The Frontiers of Platform Adoption

In the last two weeks we received two more data points which allow an update to the “race to a billion” platform growth trajectories. Android reached 130 million active users and iOS reached 200 million.

The updated picture looks like this:

Note again that this is a log scale graph. Every major horizontal gridline is an order of magnitude (10x) larger than the one below. It’s a busy graph. The linear version follows:

For the detail-minded, it makes for some interesting comparisons, but I want to create a more compelling visualization. One where each platform can be judged for potential and impact at a glance.

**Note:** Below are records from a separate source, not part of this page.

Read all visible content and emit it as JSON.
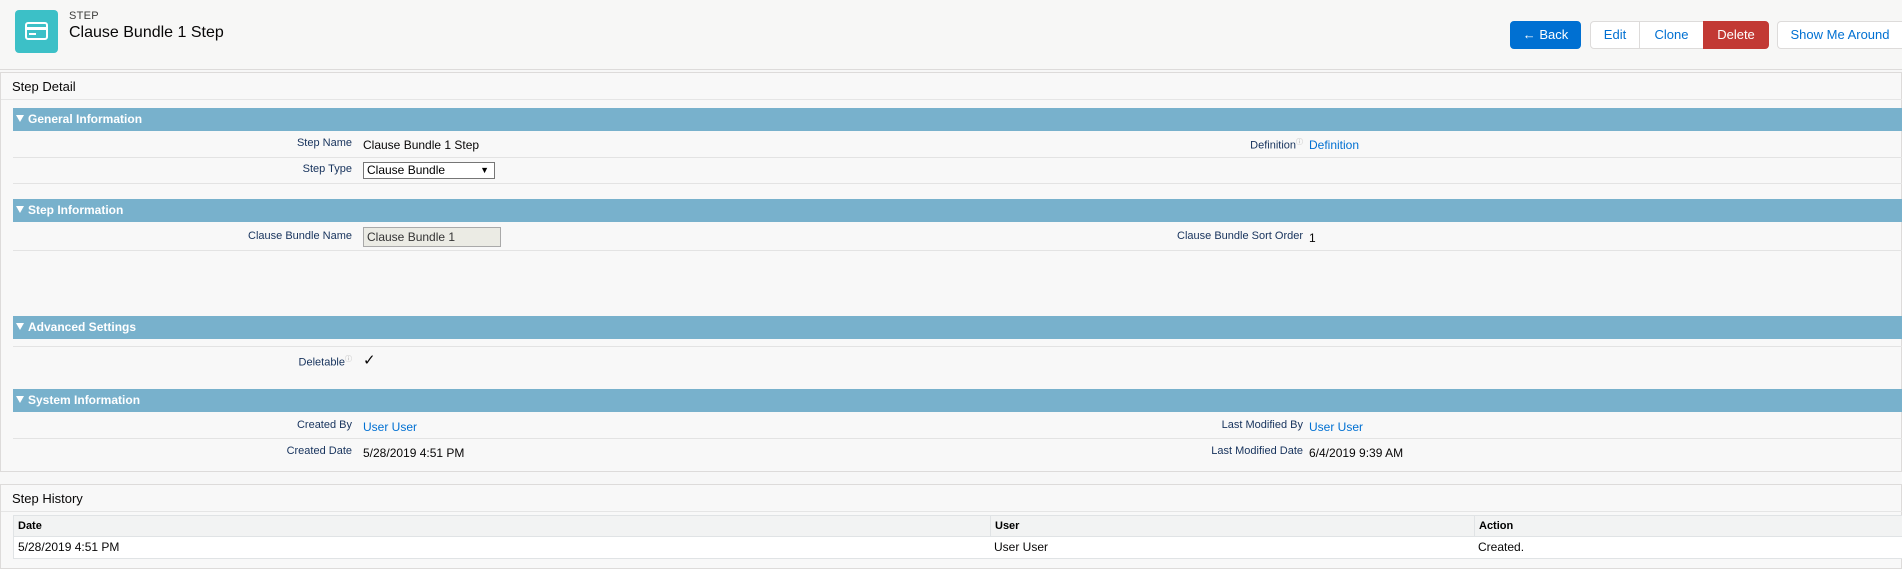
{
  "header": {
    "object_type": "Step",
    "title": "Clause Bundle 1 Step",
    "icon": "card-icon",
    "icon_color": "#3cc0c7"
  },
  "actions": {
    "back": "← Back",
    "edit": "Edit",
    "clone": "Clone",
    "delete": "Delete",
    "show_me_around": "Show Me Around"
  },
  "detail": {
    "title": "Step Detail",
    "general": {
      "heading": "General Information",
      "step_name_label": "Step Name",
      "step_name_value": "Clause Bundle 1 Step",
      "definition_label": "Definition",
      "definition_value": "Definition",
      "step_type_label": "Step Type",
      "step_type_value": "Clause Bundle"
    },
    "step_info": {
      "heading": "Step Information",
      "bundle_name_label": "Clause Bundle Name",
      "bundle_name_value": "Clause Bundle 1",
      "sort_order_label": "Clause Bundle Sort Order",
      "sort_order_value": "1"
    },
    "advanced": {
      "heading": "Advanced Settings",
      "deletable_label": "Deletable",
      "deletable_checked": true
    },
    "system": {
      "heading": "System Information",
      "created_by_label": "Created By",
      "created_by_value": "User User",
      "modified_by_label": "Last Modified By",
      "modified_by_value": "User User",
      "created_date_label": "Created Date",
      "created_date_value": "5/28/2019 4:51 PM",
      "modified_date_label": "Last Modified Date",
      "modified_date_value": "6/4/2019 9:39 AM"
    }
  },
  "history": {
    "title": "Step History",
    "columns": [
      "Date",
      "User",
      "Action"
    ],
    "rows": [
      {
        "date": "5/28/2019 4:51 PM",
        "user": "User User",
        "action": "Created."
      }
    ]
  },
  "colors": {
    "section_bar": "#78b1cc",
    "primary": "#0070d2",
    "destructive": "#c23934"
  }
}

To that end I came up with something I call the platform “adoption frontier” view. Based loosely on the Pareto efficiency concept the chart is reduced to show the latest known figure of (users,time) and overlay concentric arcs centered on 10 million/10 years and radii of unit years (x-axis).

Note that the time axis is reversed from the chart above. This was to allow the best performers to be shown at the upper-right of the chart.

The way to read this is as follows:

  • Each platform is represented by a point which shows its currently known peak in users and time to reach that number of users.[1]
  • The arcs (frontiers) represent possible performance classes.
  • The lowest frontier spans “four years to reach 10 million” to “10 years to reach 200 million”. The highest frontier spans “<1 year to reach 10 million users” to “10 years to reach 1 billion users”. Each frontier can be read in a similar way.
  • The main assumption is that a platform can reach more users but it takes time. Better performance is when a platform moves toward a frontier further from the origin.[2]
  • I chose the limits of the chart specifically: 10 years is roughly the limit of most platforms[3] in the current cycle time of technology disruption; One billion users is an upper bound set by Windows.

One thing you can read from the chart is to say that “from a growth point of view, Blackberry is weaker than any of the other platforms.” Sitting below the lowest frontier with fewer users than Android which has been in the market for less than a third of the time it seems to be less impressive. It is, however, in a similar band of growth as Xbox 360, which, by some measures, is a success story. So the performance standard is relative.

One can also see the rough equivalence in growth between iPod and Symbian, both having crossed the second frontier. But iOS and Android are in a different league. They sit alone beyond the fourth frontier. The fifth frontier is the “billion user in a decade” potential and it seems within reach for both.

What this view also offers is an answer to the question of competitiveness. Although platforms can co-exist and don’t necessarily overlap, the question of becoming overwhelmed with “good enough” by widespread low end alternatives looms for the specialized platforms. For example, game consoles look very vulnerable because they simply do not have the potential to cross high frontiers and orders of magnitude of casual gamers (with potential TV connected devices) might orphan the consoles.

I’ve also included some platforms that have peaked and faded (AOL and i-Mode and Netscape) as a warning. The frontiers illustrate of how hard it is to reach the upper limits of growth. Each level is exponentially more difficult than the last and achieving it with paying customers is a remarkable story of value creation.

[UPDATE]

I add below the frontier chart with a linear vertical axis. Note that the frontier lines are not equivalent to the frontier arcs in terms of coverage.

Note:

  1. The data I have is for platforms where users have to pay something to participate. I exclude platforms where users are the only merchandise being sold (i.e. social networks or email provision).
  2. I only include the initial ramps not upgrades. Windows is anomalous because it is so old. During its first decade (1985 to 1995) it reached over 17 million users but placing it on this chart does not do it justice given the growth occurred in its second decade.
  3. See Symbian and Windows Mobile. However again, Windows which is nearly 30 years old, is an exception.